Evaluation without generation produces documentation. A report that says “the print-craft lens scores ADEQUATE on paper texture” is useful, but it doesn’t produce the texture.

The system closes the loop. Evaluative lenses identify gaps. Generative skills take those gaps and produce real output. A texture system generates paper grain tiles, film noise overlays, distressed SVG border masks, and halftone treatments. A type-scale skill measures ratios in reference material and generates SCSS tokens. A composition skill studies spatial tension and generates asymmetric spacing rules. A layout skill restructures templates.

Every generative output stops before writing to disk. The system presents what it made, side by side with the current state and the reference standard. I decide. The skills do the analysis and generation. I do the creative direction and approval.

After approval, Playwright captures the new state at four breakpoints. The visual lenses run again on the captures. Did it improve? Did anything regress? If the print-craft lens still returns ADEQUATE after the texture pass, the system tries different parameters or presents its best attempt for me to assess. The loop continues until the work converges toward the identity I extracted.

Why the combination matters

Individual pieces of this system have analogues. AI-assisted writing is everywhere. Prompt engineering with persona instructions exists. Voice style guides exist. Evaluation checklists exist. Multi-agent architectures exist.

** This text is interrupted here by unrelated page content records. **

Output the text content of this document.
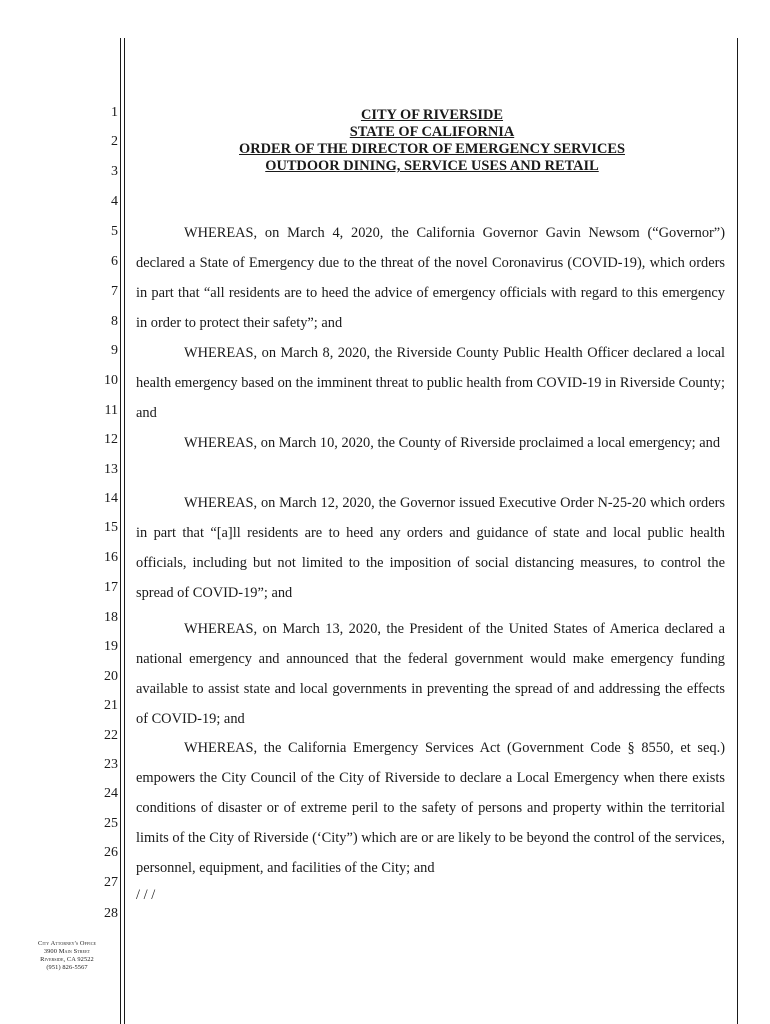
1
2
3
4
5
6
7
8
9
10
11
12
13
14
15
16
17
18
19
20
21
22
23
24
25
26
27
28
CITY OF RIVERSIDE
STATE OF CALIFORNIA
ORDER OF THE DIRECTOR OF EMERGENCY SERVICES
OUTDOOR DINING, SERVICE USES AND RETAIL

WHEREAS, on March 4, 2020, the California Governor Gavin Newsom (“Governor”) declared a State of Emergency due to the threat of the novel Coronavirus (COVID-19), which orders in part that “all residents are to heed the advice of emergency officials with regard to this emergency in order to protect their safety”; and

WHEREAS, on March 8, 2020, the Riverside County Public Health Officer declared a local health emergency based on the imminent threat to public health from COVID-19 in Riverside County; and

WHEREAS, on March 10, 2020, the County of Riverside proclaimed a local emergency; and

WHEREAS, on March 12, 2020, the Governor issued Executive Order N-25-20 which orders in part that “[a]ll residents are to heed any orders and guidance of state and local public health officials, including but not limited to the imposition of social distancing measures, to control the spread of COVID-19”; and

WHEREAS, on March 13, 2020, the President of the United States of America declared a national emergency and announced that the federal government would make emergency funding available to assist state and local governments in preventing the spread of and addressing the effects of COVID-19; and

WHEREAS, the California Emergency Services Act (Government Code § 8550, et seq.) empowers the City Council of the City of Riverside to declare a Local Emergency when there exists conditions of disaster or of extreme peril to the safety of persons and property within the territorial limits of the City of Riverside (‘City”) which are or are likely to be beyond the control of the services, personnel, equipment, and facilities of the City; and

/ / /

City Attorney's Office
3900 Main Street
Riverside, CA 92522
(951) 826-5567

What I can’t find anywhere: the specific combination of persona extraction from practitioner bodies of work into testable diagnostic lenses, voice governance derived from real conversation patterns (not published writing), coordinator-dispatched parallel evaluation across structural and narrative dimensions, convergence analysis that surfaces disagreements as decision points, and a no-hallucination knowledge base grounding every specific claim in verified conversational history.

Each piece solves a specific problem I encountered while building. The extraction solves the “act as” problem. The voice governance solves the “all AI copy sounds the same” problem. The coordinator pattern solves the “too many tools, no structure” problem. The convergence solves the “multiple perspectives without synthesis” problem. The knowledge base solves the “AI makes things up” problem.

The fact that all of these pieces talk to each other, share a manifest, and run through coordinators that handle the orchestration: that’s the architecture. And architecture is what makes the difference between a collection of tools and a system that produces decisions.

The manifest

Everything described here is documented in a single manifest file. Every skill, what it does, what calls it, what it needs, what it returns. If the system were a building, the manifest would be the set of plans that lets a contractor understand the whole structure without having to trace every pipe.

The methodology underneath all of this is the Formwork Protocol. The protocol describes the approach. This system is one practitioner’s implementation. They’re related but distinct: the protocol transfers to anyone. This implementation is mine.